I have run these pieces of code, but the results are strange:

x = torch.zeros(10, 300, requires_grad=True)
loss = torch.max(x)
loss.backward(retain_graph=True)
x.grad

Here, x.grad is correct.

Another script.

x = torch.zeros(10, 300, requires_grad=True).to(device)
loss = torch.max(x)
loss.backward(retain_graph=True)
x.grad

x.grad becomes None.

Why? Thanks!

gphilip · September 9, 2021, 3:35pm

I am unable to run the first script, because x.backward throws an error saying “grad can be implicitly created only for scalar outputs”

phantom90 · September 9, 2021, 3:37pm

My bad. I have missed something. Could you please check it again?

phantom90 · September 9, 2021, 3:38pm

Please just refresh the webpage.

gphilip · September 9, 2021, 3:58pm

In the first example x is a leaf tensor, since it is a tensor that you directly created. By default, gradients are computed only with respect to leaf tensors, so x.grad has actual numbers in it.

In the second example x is not a leaf tensor, since it is not a tensor that you directly created: it is a tensor that you obtained by calling a function (to) on another tensor. By default, gradients are computed only with respect to leaf tensors, so x.grad is None.
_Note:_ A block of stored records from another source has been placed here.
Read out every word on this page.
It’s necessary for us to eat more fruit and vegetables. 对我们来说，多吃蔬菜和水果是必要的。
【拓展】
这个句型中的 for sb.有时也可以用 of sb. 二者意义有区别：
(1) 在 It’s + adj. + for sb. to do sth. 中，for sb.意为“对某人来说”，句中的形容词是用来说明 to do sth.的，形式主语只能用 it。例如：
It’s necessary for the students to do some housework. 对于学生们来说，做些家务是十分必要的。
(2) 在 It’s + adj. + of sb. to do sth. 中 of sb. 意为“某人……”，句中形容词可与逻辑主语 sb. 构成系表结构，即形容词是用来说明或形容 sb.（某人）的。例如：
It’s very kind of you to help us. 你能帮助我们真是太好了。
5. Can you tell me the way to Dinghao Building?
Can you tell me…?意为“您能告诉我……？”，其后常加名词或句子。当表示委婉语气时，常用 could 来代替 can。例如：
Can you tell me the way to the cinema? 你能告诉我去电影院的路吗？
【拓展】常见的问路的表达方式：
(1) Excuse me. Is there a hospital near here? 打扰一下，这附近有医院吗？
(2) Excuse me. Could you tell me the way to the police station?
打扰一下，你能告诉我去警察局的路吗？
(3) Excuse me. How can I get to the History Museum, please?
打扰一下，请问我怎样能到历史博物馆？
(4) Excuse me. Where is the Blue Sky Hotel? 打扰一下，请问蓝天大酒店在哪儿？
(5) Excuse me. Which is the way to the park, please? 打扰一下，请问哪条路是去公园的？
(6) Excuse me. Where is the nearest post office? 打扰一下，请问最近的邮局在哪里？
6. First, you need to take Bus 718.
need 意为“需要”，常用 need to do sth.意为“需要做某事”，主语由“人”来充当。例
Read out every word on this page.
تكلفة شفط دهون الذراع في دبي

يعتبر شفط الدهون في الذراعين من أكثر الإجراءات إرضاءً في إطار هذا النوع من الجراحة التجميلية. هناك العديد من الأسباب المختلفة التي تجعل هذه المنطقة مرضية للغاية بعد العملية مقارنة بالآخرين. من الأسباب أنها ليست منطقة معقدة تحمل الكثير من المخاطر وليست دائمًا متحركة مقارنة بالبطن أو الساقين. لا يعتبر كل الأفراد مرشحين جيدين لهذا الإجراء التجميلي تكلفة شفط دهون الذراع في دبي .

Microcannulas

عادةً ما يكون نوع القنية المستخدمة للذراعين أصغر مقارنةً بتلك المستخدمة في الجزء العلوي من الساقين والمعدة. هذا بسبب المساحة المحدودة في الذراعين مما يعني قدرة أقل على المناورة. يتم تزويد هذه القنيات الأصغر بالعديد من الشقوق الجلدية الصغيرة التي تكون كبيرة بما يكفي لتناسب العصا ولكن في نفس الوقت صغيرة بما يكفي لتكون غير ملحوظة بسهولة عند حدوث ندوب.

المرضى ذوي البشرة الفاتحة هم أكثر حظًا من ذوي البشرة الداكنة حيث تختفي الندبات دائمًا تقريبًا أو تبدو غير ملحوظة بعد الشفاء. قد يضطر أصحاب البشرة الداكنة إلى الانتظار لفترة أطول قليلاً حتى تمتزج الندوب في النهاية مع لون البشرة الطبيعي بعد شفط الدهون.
Here is some code that may help make this distinction clearer:

x = torch.zeros(10, 300, requires_grad=True)
print(x.grad)
y = x.to(device)
loss = torch.max(y)
loss.backward(retain_graph=True)
print(y.grad)
print(x.grad)

You can make PyTorch compute gradients with respect to a non-leaf tensor, by calling retain_grad() on that tensor. Here is the same example as above, with an extra call to y.retain_grad():

x = torch.zeros(10, 300, requires_grad=True)
print(x.grad)
y = x.to(device)
y.retain_grad()
loss = torch.max(y)
loss.backward(retain_graph=True)
print(y.grad)
print(x.grad)

phantom90 · September 9, 2021, 4:49pm

Thank you for the clarification. Now I know what happens in .to() method.